Sistema ELO no tênis amador, explicado
O ELO nasceu no xadrez e hoje é a base dos melhores rankings de tênis. Entenda por que vencer o líder vale mais que vencer o lanterna — e como o número se ajusta sozinho.
De onde vem o ELO
O sistema ELO foi criado por Arpad Elo para o xadrez e hoje é usado em quase tudo que envolve ranqueamento por confronto direto — de jogos online a esportes. A ideia central é simples: cada jogador tem um número (o rating) que estima sua força, e cada partida ajusta esse número conforme o resultado e a diferença de força entre os dois.
No tênis amador, o ELO resolve o problema mais incômodo dos rankings por pontos fixos: tratar todas as vitórias como iguais. Com ELO, bater alguém muito mais forte é um feito e sobe bastante; perder pra alguém muito mais fraco custa caro.
A força do adversário muda tudo
Antes de cada partida, o sistema calcula a probabilidade de vitória de cada lado a partir da diferença de rating. Se você tem rating bem maior, o sistema 'espera' que você vença — então ganhar move pouco o seu número, e perder move muito. Se o adversário é mais forte, o oposto: vencer é surpresa e vale muitos pontos.

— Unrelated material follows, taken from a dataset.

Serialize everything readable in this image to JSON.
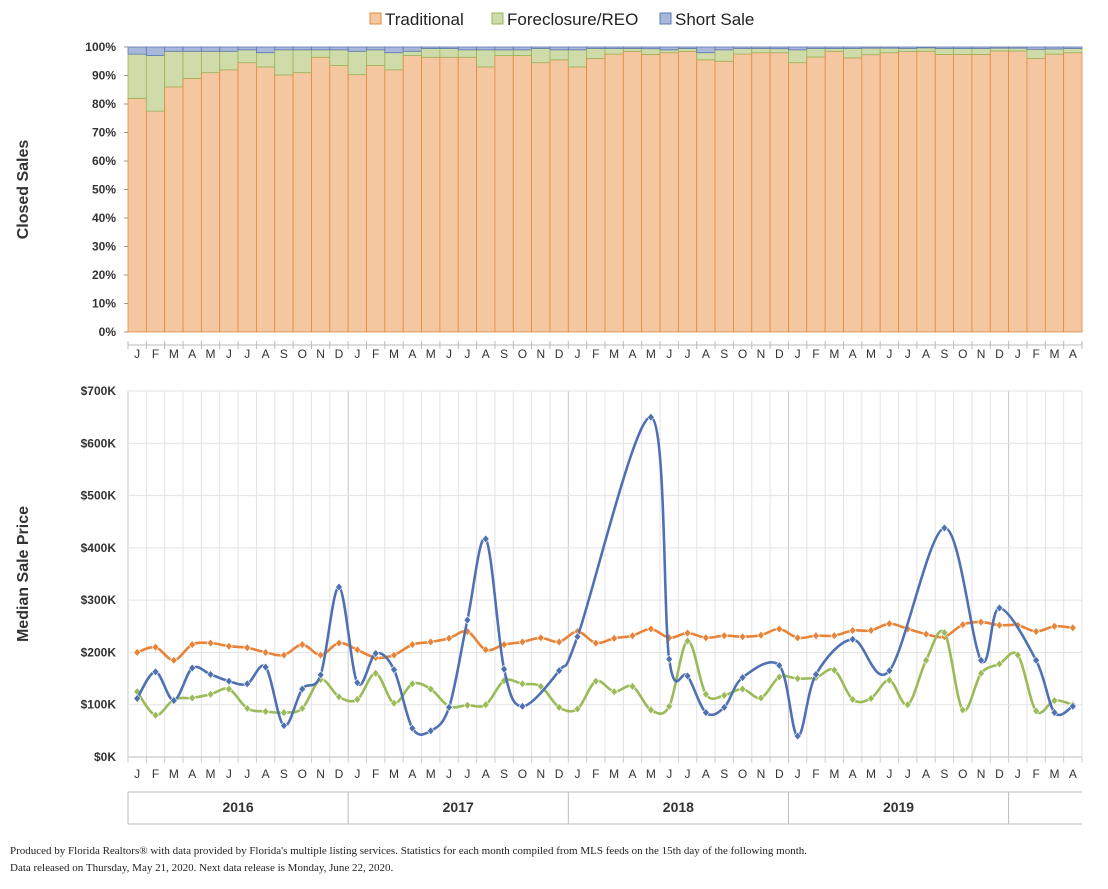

Esse mecanismo faz o ranking se auto-corrigir. Um jogador subestimado sobe rápido ao vencer favoritos; um superestimado é puxado pra baixo ao perder de quem 'deveria' ganhar. Em poucas rodadas, o número converge pro nível real.
K-factor: o quanto cada partida pesa
O K-factor controla a velocidade de ajuste. K alto = o rating se move muito a cada jogo (bom no começo, quando ainda não se sabe o nível do jogador). K baixo = rating estável (bom para quem já tem muitas partidas e nível conhecido).
Um ELO bem calibrado usa K adaptativo, algo como:
- K maior (ex.: 40) para jogadores com poucas partidas — a posição converge rápido.
- K médio (ex.: 20) para jogadores estáveis, com histórico suficiente.
- K menor (ex.: 10) no topo do ranking, para não dar solavancos em quem já está consolidado.
Ajuste por placar e por formato
No xadrez, o resultado é binário: ganhou ou perdeu. No tênis, um 6/0 6/0 não diz a mesma coisa que um 7/6 7/6. Por isso, implementações boas de ELO para tênis ponderam a margem — a diferença de games — para que uma vitória apertada mova menos que um atropelo.
Vale ajustar também pelo formato da partida: melhor de 3 sets, pro set ou super tie-break carregam confiança estatística diferente. Um match tie-break decidido em 10 pontos é mais sujeito a sorte que dois sets completos, e o rating deve refletir isso.
ELO x pontos fixos: quando usar cada um
Pontos fixos é transparente e fácil de explicar pra qualquer membro — todo mundo entende 'ganhou, +3'. ELO é mais justo e auto-ajustável, mas é uma caixa um pouco mais fechada: o jogador vê o número subir e descer sem necessariamente saber a conta.
A recomendação prática: grupos pequenos e casuais podem viver bem com pontos fixos; clubes que levam o nível a sério, têm várias categorias e querem que o ranking realmente ordene por força devem usar ELO — desde que com cálculo automático, porque ninguém sustenta ELO manual.
Perguntas frequentes
Com qual rating um jogador novo começa no ELO?+
Geralmente todos começam num valor-base igual (por exemplo 1500) e o sistema ajusta nas primeiras partidas com K alto, fazendo a posição convergir rápido para o nível real.
Perder de um jogador muito mais fraco derruba muito meu rating?+
Sim — e é proposital. Como o sistema esperava sua vitória, a derrota inesperada move bastante o número. É o que mantém o ranking honesto.
Dá pra fazer ELO numa planilha?+
Dá, mas não se sustenta. O cálculo precisa rodar a cada partida, com K adaptativo e ajuste por placar. Na prática, ELO só funciona bem automatizado.